The Nebraska Supreme Court dealt with a similar problem in Beisner v. Cochran, 138 Neb. 445, 293 N.W. 289 (1940). The suit was brought by persons who had specially equipped their garages to inspect motor vehicles as required by law. They claimed the state had destroyed the value of that equipment, thus taking their property without just compensation and in violation of due process, by passing a new law with more rigorous requirements for the vehicles and providing that inspections were to be made in authorized official inspection stations. The court held that no one has a vested right to be protected against consequential injuries arising from a proper exercise of public powers:
". . . The applicable rule is well stated in Mugler v. Kansas, 123 U.S. 623, 8 S. Ct. 273, 31 L. Ed. 205, as follows: `A prohibition simply upon the use of property for purposes that are declared, by valid legislation, to be injurious to the health, morals, or safety of the community, cannot, in any just sense, be deemed a taking or an appropriation of property for the public benefit. Such legislation does not disturb the owner in the control or use of his property for lawful purposes, nor restrict his right to dispose of it, but is only a declaration by the state that it use by any one, for certain forbidden purposes, is projudicial to the public interests. Nor can legislation of that character come within the Fourteenth Amendment, in any case, unless it is apparent that its real object is not to protect the community, or to promote the general well-being, but, under the guise of police regulation, to deprive the owner of his liberty and property, without due process of law. The power which the states have of prohibiting such use by individuals of their property as will be prejudicial to the health, the morals, or the safety of the public, is not and, consistently with the existence and safety of organized society, cannot be burdened with the condition that the state must compensate such individual owners for pecuniary losses they may sustain, by reason of their not being permitted, by a noxious use of their property, to inflict injury upon the community. . . .'" (138 Neb. at 448.)

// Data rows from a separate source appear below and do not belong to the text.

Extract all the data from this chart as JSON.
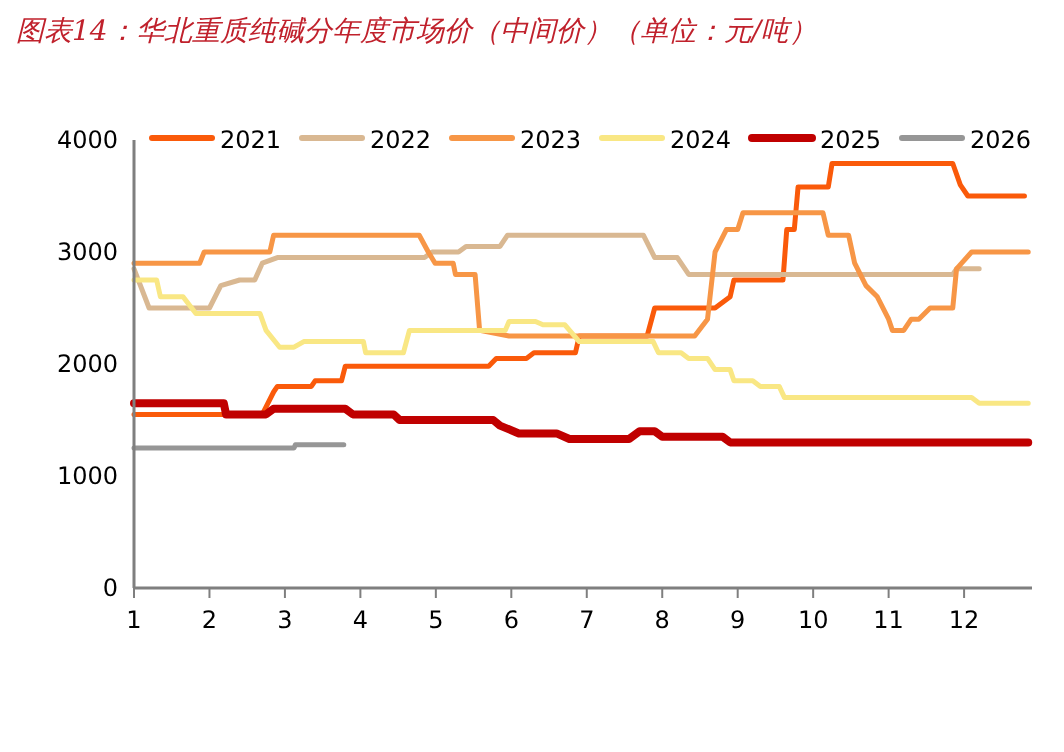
{
  "chart_data": {
    "type": "line",
    "title": "图表14：华北重质纯碱分年度市场价（中间价）（单位：元/吨）",
    "xlim": [
      1,
      12.9
    ],
    "xticks": [
      1,
      2,
      3,
      4,
      5,
      6,
      7,
      8,
      9,
      10,
      11,
      12
    ],
    "ylim": [
      0,
      4000
    ],
    "yticks": [
      0,
      1000,
      2000,
      3000,
      4000
    ],
    "grid": false,
    "legend": "top",
    "marker": "none",
    "line_style": "solid",
    "series": [
      {
        "name": "2021",
        "color": "#fa5a0a",
        "x": [
          1,
          2.7,
          2.85,
          2.9,
          3.35,
          3.4,
          3.75,
          3.8,
          5.7,
          5.8,
          6.2,
          6.3,
          6.85,
          6.9,
          7.8,
          7.9,
          8.7,
          8.9,
          8.95,
          9.6,
          9.65,
          9.75,
          9.8,
          10.2,
          10.25,
          11.85,
          11.95,
          12.05,
          12.8
        ],
        "values": [
          1550,
          1550,
          1750,
          1800,
          1800,
          1850,
          1850,
          1980,
          1980,
          2050,
          2050,
          2100,
          2100,
          2250,
          2250,
          2500,
          2500,
          2600,
          2750,
          2750,
          3200,
          3200,
          3580,
          3580,
          3790,
          3790,
          3600,
          3500,
          3500
        ]
      },
      {
        "name": "2022",
        "color": "#d9b892",
        "x": [
          1,
          1.2,
          2,
          2.15,
          2.4,
          2.6,
          2.7,
          2.9,
          4.85,
          4.95,
          5.3,
          5.4,
          5.85,
          5.95,
          7.75,
          7.9,
          8.2,
          8.35,
          11.85,
          11.9,
          12.2
        ],
        "values": [
          2850,
          2500,
          2500,
          2700,
          2750,
          2750,
          2900,
          2950,
          2950,
          3000,
          3000,
          3050,
          3050,
          3150,
          3150,
          2950,
          2950,
          2800,
          2800,
          2850,
          2850
        ]
      },
      {
        "name": "2023",
        "color": "#f79646",
        "x": [
          1,
          1.87,
          1.93,
          2.8,
          2.85,
          4.78,
          4.9,
          4.99,
          5.23,
          5.26,
          5.52,
          5.58,
          5.97,
          8.43,
          8.6,
          8.7,
          8.85,
          9.0,
          9.07,
          10.13,
          10.2,
          10.47,
          10.55,
          10.7,
          10.85,
          11.0,
          11.05,
          11.2,
          11.3,
          11.4,
          11.55,
          11.85,
          11.9,
          12.1,
          12.85
        ],
        "values": [
          2900,
          2900,
          3000,
          3000,
          3150,
          3150,
          3000,
          2900,
          2900,
          2800,
          2800,
          2300,
          2250,
          2250,
          2400,
          3000,
          3200,
          3200,
          3350,
          3350,
          3150,
          3150,
          2900,
          2700,
          2600,
          2400,
          2300,
          2300,
          2400,
          2400,
          2500,
          2500,
          2850,
          3000,
          3000
        ]
      },
      {
        "name": "2024",
        "color": "#f9e784",
        "x": [
          1,
          1.3,
          1.35,
          1.65,
          1.82,
          2.67,
          2.75,
          2.93,
          3.12,
          3.25,
          4.04,
          4.07,
          4.57,
          4.65,
          5.92,
          5.97,
          6.32,
          6.42,
          6.71,
          6.9,
          7.88,
          7.95,
          8.25,
          8.35,
          8.6,
          8.7,
          8.9,
          8.95,
          9.2,
          9.3,
          9.55,
          9.62,
          12.1,
          12.2,
          12.85
        ],
        "values": [
          2750,
          2750,
          2600,
          2600,
          2450,
          2450,
          2300,
          2150,
          2150,
          2200,
          2200,
          2100,
          2100,
          2300,
          2300,
          2380,
          2380,
          2350,
          2350,
          2200,
          2200,
          2100,
          2100,
          2050,
          2050,
          1950,
          1950,
          1850,
          1850,
          1800,
          1800,
          1700,
          1700,
          1650,
          1650
        ]
      },
      {
        "name": "2025",
        "color": "#c00000",
        "x": [
          1,
          2.19,
          2.22,
          2.75,
          2.85,
          3.8,
          3.9,
          4.44,
          4.52,
          5.76,
          5.85,
          6.1,
          6.6,
          6.77,
          7.56,
          7.7,
          7.9,
          8.0,
          8.8,
          8.9,
          12.85
        ],
        "values": [
          1650,
          1650,
          1550,
          1550,
          1600,
          1600,
          1550,
          1550,
          1500,
          1500,
          1450,
          1380,
          1380,
          1330,
          1330,
          1400,
          1400,
          1350,
          1350,
          1300,
          1300
        ]
      },
      {
        "name": "2026",
        "color": "#969696",
        "x": [
          1,
          3.12,
          3.14,
          3.78
        ],
        "values": [
          1250,
          1250,
          1280,
          1280
        ]
      }
    ]
  }
}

One objective of LB 172 is to maximize the effectiveness of expenditures made for health care. To require review of the proposed transfer of a health care facility seems reasonably related to this purpose when, as we are advised, the public pays for depreciation costs, such costs begin anew when a facility is transferred and the greater the transfer price the greater the depreciation allowable to the new owner. Accordingly, we have concluded that requiring a certificate of need before a health care facility can be transferred to a new owner for use as such a facility is a proper exercise of the police power of the state. It is not a denial of due process or a taking of private property without just compensation.